Taliban attacks second Afghan city; U.S. says it is nearing a peace deal

Afghan security forces drive along a road as the Taliban launched coordinated attacks to capture the city of Kunduz. The group carried out a second attack on the city of Pol-e-Khomri on Sunday. Photo by stringer/EPA

Sept. 1 (UPI) — The Taliban attacked a second Afghan city in as many days as a U.S. negotiator said a peace deal with the group was near.

About 30 to 40 Taliban fighters attacked the city of Pol-e-Khomri from multiple directions at about 2 a.m.

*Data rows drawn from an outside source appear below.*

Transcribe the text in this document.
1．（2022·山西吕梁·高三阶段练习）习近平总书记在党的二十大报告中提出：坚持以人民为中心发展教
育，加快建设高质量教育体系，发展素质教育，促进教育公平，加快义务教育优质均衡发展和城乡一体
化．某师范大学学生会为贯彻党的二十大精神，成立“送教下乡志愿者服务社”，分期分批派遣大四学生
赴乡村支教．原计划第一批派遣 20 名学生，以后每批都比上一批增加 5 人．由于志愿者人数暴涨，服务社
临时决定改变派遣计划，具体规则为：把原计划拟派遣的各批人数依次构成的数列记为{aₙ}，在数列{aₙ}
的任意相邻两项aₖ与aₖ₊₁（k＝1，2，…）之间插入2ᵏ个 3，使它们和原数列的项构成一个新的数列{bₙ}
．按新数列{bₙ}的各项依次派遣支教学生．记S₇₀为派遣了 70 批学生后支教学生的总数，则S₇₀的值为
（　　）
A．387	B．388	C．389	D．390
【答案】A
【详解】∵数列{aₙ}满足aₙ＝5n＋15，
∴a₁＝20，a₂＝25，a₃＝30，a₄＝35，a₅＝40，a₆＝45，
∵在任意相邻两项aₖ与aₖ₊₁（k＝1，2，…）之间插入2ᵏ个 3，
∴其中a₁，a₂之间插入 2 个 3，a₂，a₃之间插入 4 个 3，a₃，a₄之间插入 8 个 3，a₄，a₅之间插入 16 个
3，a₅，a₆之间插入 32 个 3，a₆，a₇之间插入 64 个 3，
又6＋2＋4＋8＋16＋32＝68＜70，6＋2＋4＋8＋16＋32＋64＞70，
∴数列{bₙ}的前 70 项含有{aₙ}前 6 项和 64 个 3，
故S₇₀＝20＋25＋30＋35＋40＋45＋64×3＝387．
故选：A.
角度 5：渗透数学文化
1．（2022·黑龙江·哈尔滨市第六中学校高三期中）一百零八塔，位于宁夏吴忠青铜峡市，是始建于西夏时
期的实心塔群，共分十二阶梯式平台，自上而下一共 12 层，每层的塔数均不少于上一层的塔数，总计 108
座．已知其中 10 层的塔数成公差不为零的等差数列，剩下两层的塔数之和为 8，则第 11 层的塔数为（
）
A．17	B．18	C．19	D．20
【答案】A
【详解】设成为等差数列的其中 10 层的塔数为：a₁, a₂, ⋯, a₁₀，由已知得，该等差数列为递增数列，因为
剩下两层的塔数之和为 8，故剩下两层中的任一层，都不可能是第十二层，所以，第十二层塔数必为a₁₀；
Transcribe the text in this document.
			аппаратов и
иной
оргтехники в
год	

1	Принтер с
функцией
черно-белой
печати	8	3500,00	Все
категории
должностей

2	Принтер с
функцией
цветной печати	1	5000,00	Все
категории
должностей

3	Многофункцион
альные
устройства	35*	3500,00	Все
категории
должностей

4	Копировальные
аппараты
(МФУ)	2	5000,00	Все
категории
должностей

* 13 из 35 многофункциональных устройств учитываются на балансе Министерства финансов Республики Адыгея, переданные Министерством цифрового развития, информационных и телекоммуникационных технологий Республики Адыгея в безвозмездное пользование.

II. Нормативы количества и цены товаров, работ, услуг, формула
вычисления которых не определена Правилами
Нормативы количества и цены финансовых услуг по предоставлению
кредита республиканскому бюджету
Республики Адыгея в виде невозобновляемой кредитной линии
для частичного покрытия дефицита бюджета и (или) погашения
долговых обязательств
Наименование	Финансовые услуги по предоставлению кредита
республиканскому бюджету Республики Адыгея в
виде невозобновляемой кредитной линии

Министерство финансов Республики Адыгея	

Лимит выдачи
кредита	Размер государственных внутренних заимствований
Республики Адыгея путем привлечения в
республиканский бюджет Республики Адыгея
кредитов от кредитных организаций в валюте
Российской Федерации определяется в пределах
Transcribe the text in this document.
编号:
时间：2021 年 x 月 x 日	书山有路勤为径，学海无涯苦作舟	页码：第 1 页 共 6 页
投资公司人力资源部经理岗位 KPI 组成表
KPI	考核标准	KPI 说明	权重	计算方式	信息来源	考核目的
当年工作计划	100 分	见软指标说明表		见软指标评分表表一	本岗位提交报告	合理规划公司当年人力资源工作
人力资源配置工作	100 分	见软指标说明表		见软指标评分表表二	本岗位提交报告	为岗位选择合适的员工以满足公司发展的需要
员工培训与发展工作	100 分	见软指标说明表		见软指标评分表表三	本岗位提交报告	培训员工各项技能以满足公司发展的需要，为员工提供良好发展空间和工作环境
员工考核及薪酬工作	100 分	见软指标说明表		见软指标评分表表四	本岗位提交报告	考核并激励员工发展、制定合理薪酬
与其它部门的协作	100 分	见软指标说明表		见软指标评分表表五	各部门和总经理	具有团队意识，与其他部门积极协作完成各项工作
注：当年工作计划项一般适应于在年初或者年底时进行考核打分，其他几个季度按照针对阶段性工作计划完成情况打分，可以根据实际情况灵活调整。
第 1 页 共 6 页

Sunday, The Washington Post reported.

Pol-e-Khomri lawmaker Nasim Mudabber said Taliban fighters were hiding in civilian homes and using residents as “human shields.”

“Unfortunately, we have casualties, but we don’t have a number yet,” Mudabber said.

The attack came after the Taliban attacked the city of Kunduz on Saturday, clashing with Afghan forces.

Afghanistan’s Interior Ministry said Sunday that the entire city of Kunduz had been cleared after dozens of Taliban fighters, 20 members of security forces and five civilians were killed.

In the midst of the attacks, U.S. Special Representative Zalmay Khalilzad said he was traveling to Kabul for consultations on a peace deal after a round of talks in Doha.

“We are at the threshold of an agreement that will reduce violence and open the door for Afghans to sit together to negotiate an honorable and sustainable peace and a unified, sovereign Afghanistan that does not threaten the United States, its allies or any other country,” he wrote.

The two sides have been working toward a deal that would have the United States withdraw troops from Afghanistan in exchange for an assurance that the Taliban and other terrorist groups such as al-Qaeda would not launch attacks from the country.